İnsanlık, dünyanın varoluşundan günümüze kadar olan zaman diliminin, dar bir kronolojisinde yer aldı. Esasen, 5 milyar yaşındaki dünyanın içinde, 12 bin yıldır varlık gösteren insan, bu binlerce yıl içinde, başta yazının bulunması olmak üzere, pek çok buluş gerçekleştirdi.

Devrimsel evinimler geçirdi. Yazıyı bulan insan, ateşi de buldu. Tarımı öğrendi, bazı hayvanları evcilleştirdi.
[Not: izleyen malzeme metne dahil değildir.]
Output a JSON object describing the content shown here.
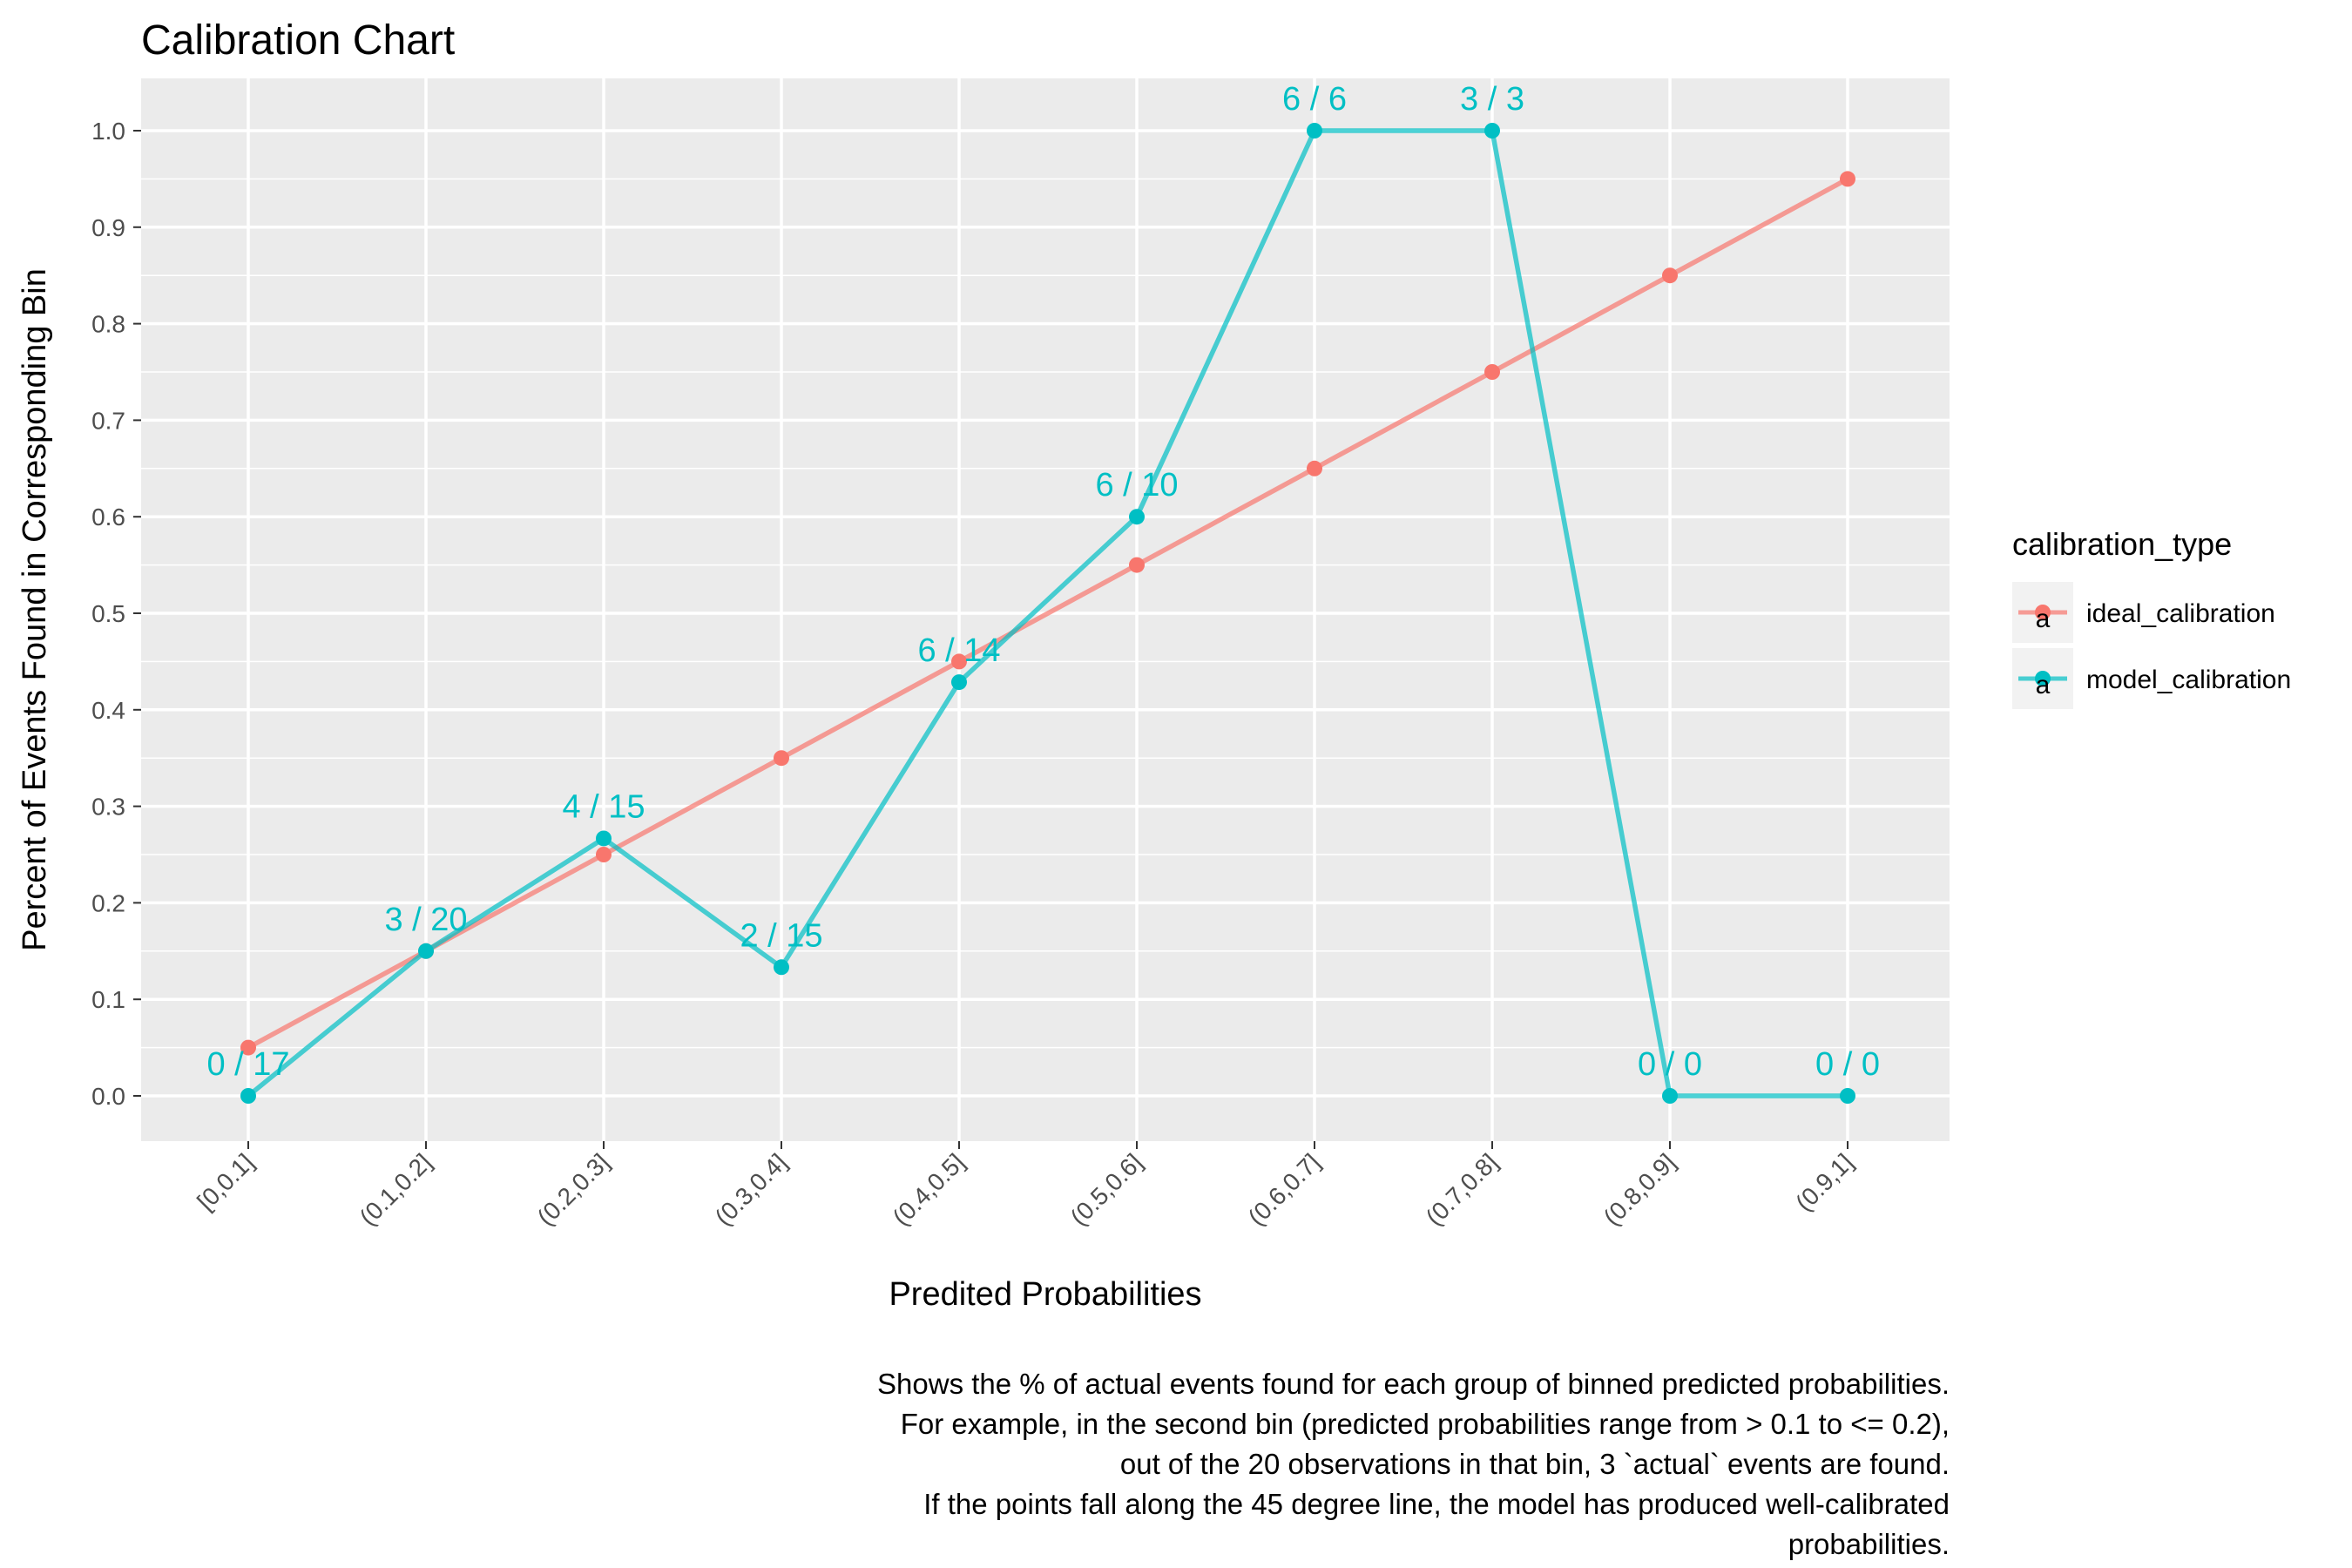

Mağaralardan çıkıp, nehir kenarlarında kavimler halinde yaşamaya başladı. Madeni şekillendirdi, parayı icat etti, silah yaptı, günlük kullanım araç gereçleri üretti. Küçük site devletleri büyüdü, şehirlere dönüştü. İmparatorluklar kuruldu. Medeniyetler doğdu, medeniyetler yıkıldı. İnsan düşündü.

Düşündükçe, gelişti, öğrendi. Öğrendikçe de daha fazla gelişti. Din, ahlak, bilim, felsefe, sanat, kültür, hukuk, ekonomi, demokrasi, politika gibi beşeri bilimleri yarattı. Aklın özgürlüğü, pozitivizmi ve rasyonalizmi ortaya çıkardı. İlk Çağ’dan, Orta Çağ’a, oradan da Yakın Çağ’a evrilen insan, uzayı keşfetti. Bilgi/Teknoloji Çağı’na girdi. İnsan modern şehirler, yüksek teknolojiler yaratırken, doğayla bütünleşik bir yaşamı seçmek yerine, doğaya hükmeden, kirleten ve yok eden oldu.

Düşünsel, bilimsel ve teknolojik gelişmeler, insanı dünyaya hakim kılsa da yok olan kaynaklar, artan nüfus ve savaşlar, insanlığı bambaşka bir kaosun içine itmiştir. İnsan, kendini yok etmektedir. Yok olan kaynakların insanlığı tehdit ettiği böyle bir ortamda, pragmatik yönden bakıldığında, dijitalleşmenin, yapay zekaların, nesnelerin internetinin, inovasyonun çoklu ortamında, yeni bir dünya düzenine ihtiyaç vardır. Bu düzenin kurulması içinse, “büyük sıfırlamaya” kaçınılmazdır, denmektedir.

Büyük Sıfırlama veya Great Reset/ Global Reset kavramı ilk defa, 2020 Dünya Ekonomik Forumu’nda dile getirildi. Covid-19 sonrasında, dünya genelinde ortaya çıkan sonuçların, küresel ekonomiye ve insanlığa getirdiği ağır yüke, yeni bir bakış açısı getirmek üzere kurgulanan, Büyük Sıfırlama; sosyo-ekonomik değişimleri ve çevresel iyileşmeleri öngörmektedir. Son derece masum bir savmış gibi ortaya atılan bu teori, esasen, emperyalizm ve kapitalizmin hegamonik alanını korumak, başta ABD olmak üzere, zengin ülkelerin varlığını sürdürmesini sağlamayı amaçlamaktadır.

Globalizm içinde büyüyüp, serpilen yenidünya düzeni, endüstri 4.0/5.0’ı da içine alacak şekilde, büyük sıfırlama ile kapitalizmin yıkıcı etkisiyle, ulus devletleri, tek dünya düzeni içine alarak, disipline edecektir. Büyük mücadele örneği olarak sunulan bu tezin başarısı için, artırılmış gerçeklik algısı oluşturarak, tüm yaşamsal alanımızı, insan ırkını kontrol altına alarak devam ettirecektir. Kısaca, Büyük Sıfırlama, ahlaksızlığın, ahlaka dönüştüğü, insanı yok sayan bir düzende, Tanrıyı oynamak üzere planlanmış, yeni bir artırılmış gerçeklik kurgusudur.